I frowned at her. “I thought you’d take my side.”
She crossed her arms. “I thought you didn’t know which side you were on.”
I flopped back on the bed. “I don’t!”
Dahlia stared down at me, nothing but an earnest desire to help in her eyes. “So are you sure that’s exactly how today went? You’re not leaving anything at all out?”
I shrugged. I wanted Dahlia to tell me she thought my father was a good man. I didn’t want to mention the part about him getting lost on the way to the bathroom, because everybody kept fixating on it like it was damning evidence. I got lost the first few weeks, and I lived here. Somebody getting lost sometimes isn’t a smoking gun.

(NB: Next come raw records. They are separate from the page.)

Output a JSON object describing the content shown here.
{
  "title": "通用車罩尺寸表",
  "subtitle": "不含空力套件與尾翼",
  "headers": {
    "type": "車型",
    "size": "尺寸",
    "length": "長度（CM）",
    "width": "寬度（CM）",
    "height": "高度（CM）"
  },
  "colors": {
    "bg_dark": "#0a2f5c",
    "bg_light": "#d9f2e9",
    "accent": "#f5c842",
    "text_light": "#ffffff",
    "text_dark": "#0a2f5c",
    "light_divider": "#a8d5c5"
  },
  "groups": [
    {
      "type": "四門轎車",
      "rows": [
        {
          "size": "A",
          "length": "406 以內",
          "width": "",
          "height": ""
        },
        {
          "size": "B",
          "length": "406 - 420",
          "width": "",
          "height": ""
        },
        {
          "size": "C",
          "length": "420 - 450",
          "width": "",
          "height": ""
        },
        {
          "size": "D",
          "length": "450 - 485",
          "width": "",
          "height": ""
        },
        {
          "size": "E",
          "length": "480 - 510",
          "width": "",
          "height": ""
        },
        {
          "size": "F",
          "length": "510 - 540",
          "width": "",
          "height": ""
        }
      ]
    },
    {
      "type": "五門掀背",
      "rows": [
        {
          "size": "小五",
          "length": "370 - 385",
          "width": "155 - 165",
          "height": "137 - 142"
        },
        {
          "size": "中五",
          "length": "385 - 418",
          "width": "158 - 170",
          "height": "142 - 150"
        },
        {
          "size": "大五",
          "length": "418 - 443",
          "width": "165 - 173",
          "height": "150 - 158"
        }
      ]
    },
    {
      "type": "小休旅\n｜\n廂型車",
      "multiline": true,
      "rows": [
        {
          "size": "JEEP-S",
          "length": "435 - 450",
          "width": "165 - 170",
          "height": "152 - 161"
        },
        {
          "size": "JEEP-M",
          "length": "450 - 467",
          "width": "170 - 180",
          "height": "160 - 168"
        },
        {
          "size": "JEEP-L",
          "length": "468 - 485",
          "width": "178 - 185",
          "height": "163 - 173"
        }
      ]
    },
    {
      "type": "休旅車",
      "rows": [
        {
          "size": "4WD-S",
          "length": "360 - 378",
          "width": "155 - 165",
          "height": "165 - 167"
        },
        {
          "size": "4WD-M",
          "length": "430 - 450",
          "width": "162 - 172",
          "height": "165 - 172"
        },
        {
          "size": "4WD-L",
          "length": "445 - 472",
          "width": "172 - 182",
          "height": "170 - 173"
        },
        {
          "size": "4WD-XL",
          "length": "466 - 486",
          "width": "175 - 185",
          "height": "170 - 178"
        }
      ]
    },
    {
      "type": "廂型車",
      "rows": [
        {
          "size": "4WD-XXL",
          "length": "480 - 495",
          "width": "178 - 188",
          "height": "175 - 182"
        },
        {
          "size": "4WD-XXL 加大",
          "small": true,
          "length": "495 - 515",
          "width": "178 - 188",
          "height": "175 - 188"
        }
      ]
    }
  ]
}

“Why did you invite Gio to lunch with Sal anyway, if they’re really not getting along?” she asked.
I looked away from her. “I didn’t. Gio just kind of… stumbled into him.”
Dahlia furrowed her eyebrows. “But Gio knew he was coming over.”
I nodded.
“And, wait,” she rubbed her head like it hurt, “how did they end up in Elio’s room anyway? Were you eating on one of the balconies?”